Tiga langkah dalam proses pembentukan cermin
diri:
1. Persepsi kita tentang bagaimana kita memandang
orang lain.
2. Persepsi kita tentang penilaian mereka mengenai
bagaimana kita memandang.
3. Perasaan kita tentang penilaian.
Calvin dan Holtzman (1953) menemukan bahwa
setiap individu memiliki kemampuan yang berbeda dalam merasakan secara tepat
pendapat orang lain tentang mereka, dan bahwa orang yang kurang mampu
menyesuaikan dirinya dengan pandangan-pandangannya juga kurang akurat.
BAB II
PEMBAHASAN
A.
Teori
Cermin Diri
Teori Cermin Diri (The Looking Glass
Self) ini dikemukakan oleh Charles H. Cooley. Teori ini merupakan gambaran
bahwa seseorang hanya bisa berkembang dengan bantuan orang lain. Setiap orang
menggambarkan diri mereka sendiri dengan cara bagaimana orang - orang lain
memandang mereka, misalnya ada orang tua dan keluarga yang mengatakan bahwa
anak gadisnya cantik. Jika hal itu sering diulang secara konsisten oleh orang -
orang yang berbeda - beda, akhirnya gadis tersebut akan merasa dan bertindak
seperti seorang yang cantik. Teori ini didasarkan pada analogi dengan cara
bercermin dan mengumpamakan gambar yang tampak pada cermin tersebut sebagai
gambaran diri kita yang terlihat orang lain.
Gambaran diri seseorang tidak selalu berkaitan
dengan fakta - fakta objektif, misalnya seorang gadis yang sebenarnya cantik,
tetapi tidak pernah merasa yakin bahwa dia cantik karena mulai dari awal
hidupnya selalu diperlakukan orang tuanya sebagai anak yang tidak menarik.
Jadi, melalui tanggap orang lain, seseorang menentukan apakah dia cantik atau
jelek, hebat atau bodoh, dermawan atau pelit, dan sebagainya.

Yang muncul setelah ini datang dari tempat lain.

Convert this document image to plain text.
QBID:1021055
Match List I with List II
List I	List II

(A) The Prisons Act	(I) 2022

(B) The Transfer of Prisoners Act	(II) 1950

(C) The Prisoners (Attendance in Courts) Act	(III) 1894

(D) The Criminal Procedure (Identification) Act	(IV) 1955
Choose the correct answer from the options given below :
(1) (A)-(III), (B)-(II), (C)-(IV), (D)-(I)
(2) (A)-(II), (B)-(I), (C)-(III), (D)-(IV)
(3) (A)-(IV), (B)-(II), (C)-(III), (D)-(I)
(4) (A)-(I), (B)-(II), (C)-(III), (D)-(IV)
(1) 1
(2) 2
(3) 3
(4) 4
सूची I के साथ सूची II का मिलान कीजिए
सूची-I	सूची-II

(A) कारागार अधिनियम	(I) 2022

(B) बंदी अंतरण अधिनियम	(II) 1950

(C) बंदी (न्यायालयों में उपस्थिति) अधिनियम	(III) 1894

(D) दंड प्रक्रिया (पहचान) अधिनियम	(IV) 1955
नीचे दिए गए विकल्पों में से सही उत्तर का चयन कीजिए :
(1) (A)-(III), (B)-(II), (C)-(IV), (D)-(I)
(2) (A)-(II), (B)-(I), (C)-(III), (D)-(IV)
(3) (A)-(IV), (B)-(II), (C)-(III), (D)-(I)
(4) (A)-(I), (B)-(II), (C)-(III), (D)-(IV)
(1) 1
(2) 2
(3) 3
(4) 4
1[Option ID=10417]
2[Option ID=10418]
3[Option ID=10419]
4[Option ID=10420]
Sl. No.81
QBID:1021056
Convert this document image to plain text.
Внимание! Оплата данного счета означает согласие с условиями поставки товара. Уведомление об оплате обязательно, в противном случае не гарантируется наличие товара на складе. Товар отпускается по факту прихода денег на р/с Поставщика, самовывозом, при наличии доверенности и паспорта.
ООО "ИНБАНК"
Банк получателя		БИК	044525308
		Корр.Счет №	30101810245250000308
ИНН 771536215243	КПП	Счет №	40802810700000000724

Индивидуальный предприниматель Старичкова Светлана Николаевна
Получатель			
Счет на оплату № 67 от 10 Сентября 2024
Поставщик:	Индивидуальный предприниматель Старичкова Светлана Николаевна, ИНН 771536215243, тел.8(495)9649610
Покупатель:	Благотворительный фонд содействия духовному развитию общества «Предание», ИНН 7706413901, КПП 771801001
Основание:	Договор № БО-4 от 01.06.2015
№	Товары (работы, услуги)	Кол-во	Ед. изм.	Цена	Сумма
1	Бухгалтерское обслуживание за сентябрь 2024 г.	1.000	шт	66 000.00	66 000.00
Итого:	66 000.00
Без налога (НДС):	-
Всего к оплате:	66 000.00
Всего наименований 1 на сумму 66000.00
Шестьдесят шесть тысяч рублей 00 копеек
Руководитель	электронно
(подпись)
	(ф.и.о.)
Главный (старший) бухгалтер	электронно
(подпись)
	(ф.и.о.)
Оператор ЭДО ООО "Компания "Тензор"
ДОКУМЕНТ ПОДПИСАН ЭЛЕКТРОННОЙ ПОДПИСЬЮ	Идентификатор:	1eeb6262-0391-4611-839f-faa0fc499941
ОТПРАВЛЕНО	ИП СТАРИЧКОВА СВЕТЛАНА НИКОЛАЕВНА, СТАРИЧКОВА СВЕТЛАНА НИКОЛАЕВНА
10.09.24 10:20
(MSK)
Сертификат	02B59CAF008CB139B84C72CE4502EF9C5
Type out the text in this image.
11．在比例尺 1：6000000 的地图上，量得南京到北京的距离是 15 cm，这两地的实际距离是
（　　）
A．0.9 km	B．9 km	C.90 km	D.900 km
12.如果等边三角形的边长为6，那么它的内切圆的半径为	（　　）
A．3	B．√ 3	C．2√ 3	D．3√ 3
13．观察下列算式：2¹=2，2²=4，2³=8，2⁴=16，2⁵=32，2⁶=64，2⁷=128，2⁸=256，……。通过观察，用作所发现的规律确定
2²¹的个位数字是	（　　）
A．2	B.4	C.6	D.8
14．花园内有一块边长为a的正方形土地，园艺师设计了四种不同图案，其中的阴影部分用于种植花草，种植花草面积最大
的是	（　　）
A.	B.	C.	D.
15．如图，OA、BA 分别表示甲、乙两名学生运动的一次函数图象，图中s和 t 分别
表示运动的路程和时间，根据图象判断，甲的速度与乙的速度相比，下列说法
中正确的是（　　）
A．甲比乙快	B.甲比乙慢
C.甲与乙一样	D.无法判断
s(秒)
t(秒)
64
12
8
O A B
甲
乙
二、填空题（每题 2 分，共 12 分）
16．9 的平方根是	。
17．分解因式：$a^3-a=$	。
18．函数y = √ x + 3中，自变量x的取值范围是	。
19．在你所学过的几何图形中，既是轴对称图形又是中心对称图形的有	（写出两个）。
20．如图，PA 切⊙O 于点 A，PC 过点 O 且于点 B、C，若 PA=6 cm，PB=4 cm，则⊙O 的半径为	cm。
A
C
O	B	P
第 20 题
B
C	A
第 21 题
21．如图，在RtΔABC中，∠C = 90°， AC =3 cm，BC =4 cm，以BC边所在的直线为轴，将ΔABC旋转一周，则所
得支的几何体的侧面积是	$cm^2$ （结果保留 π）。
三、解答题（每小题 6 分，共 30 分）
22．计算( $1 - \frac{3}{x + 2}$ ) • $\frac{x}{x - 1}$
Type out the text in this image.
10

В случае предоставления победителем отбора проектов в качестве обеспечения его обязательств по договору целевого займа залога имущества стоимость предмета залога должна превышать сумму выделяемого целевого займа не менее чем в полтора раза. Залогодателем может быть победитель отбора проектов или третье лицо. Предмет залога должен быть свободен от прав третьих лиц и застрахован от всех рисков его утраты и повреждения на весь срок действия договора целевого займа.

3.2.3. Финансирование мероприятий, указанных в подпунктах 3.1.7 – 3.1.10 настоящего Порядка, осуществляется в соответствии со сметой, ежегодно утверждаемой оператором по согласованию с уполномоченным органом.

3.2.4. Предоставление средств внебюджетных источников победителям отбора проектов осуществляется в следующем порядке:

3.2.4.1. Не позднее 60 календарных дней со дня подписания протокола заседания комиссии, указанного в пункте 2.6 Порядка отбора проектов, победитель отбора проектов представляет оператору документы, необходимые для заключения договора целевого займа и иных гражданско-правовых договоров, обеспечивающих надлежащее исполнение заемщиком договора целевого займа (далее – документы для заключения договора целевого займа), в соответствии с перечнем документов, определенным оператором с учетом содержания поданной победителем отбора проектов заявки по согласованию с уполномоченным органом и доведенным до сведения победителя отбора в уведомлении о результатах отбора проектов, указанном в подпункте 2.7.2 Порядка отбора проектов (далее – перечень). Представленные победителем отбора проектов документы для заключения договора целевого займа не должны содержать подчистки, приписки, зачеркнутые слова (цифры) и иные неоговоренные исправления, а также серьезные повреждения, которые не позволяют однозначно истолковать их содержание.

Ada tiga langkah dalam proses pembentukan
cermin diri, yaitu sebagai berikut.
a. Imajinasi
tentang pandangan orang lain terhadap diri seseorang, seperti bagaimana pakaian
atau tingkah lakunya di mata orang lain.
b. Imajinasi
terhadap penilaian orang lain tentang apa yang terdapat pada diri masing -
masing orang, misalnya pakaian yang dipakai
c. Perasaan
seseorang tentang penilaian - penilaian itu, seperti bangga, kecewa, gembira
atau rendah diri.
B.
Mead
dan Konsep Generalisasi Orang Lain
Proses penghayatan sikap orang lain telah
digambarkan dengan tepat oleh George Herbert Mead (1934) yang telah
mengembangkan konsep generalisasi orang lain.
Generalisasi orang lain ini terdiri dari
harapan-harapan yang diyakini seseorang diharapkan orang lain dari padanya.
Kalau seseorang berkata: “Setiap orang mengharapkan saya untuk…”, seseorang
memakai konsep generalisasi.
Kesadaran akan generalisasi orang lain
berkembang melalui proses pengambilan peran dan permainan peran. Pengambilan
peran (role taking) adalah suatu usaha untuk memainkan perilaku yang diharapkan
dari seorang yang benar-benar memegang peranan yang diambilnya.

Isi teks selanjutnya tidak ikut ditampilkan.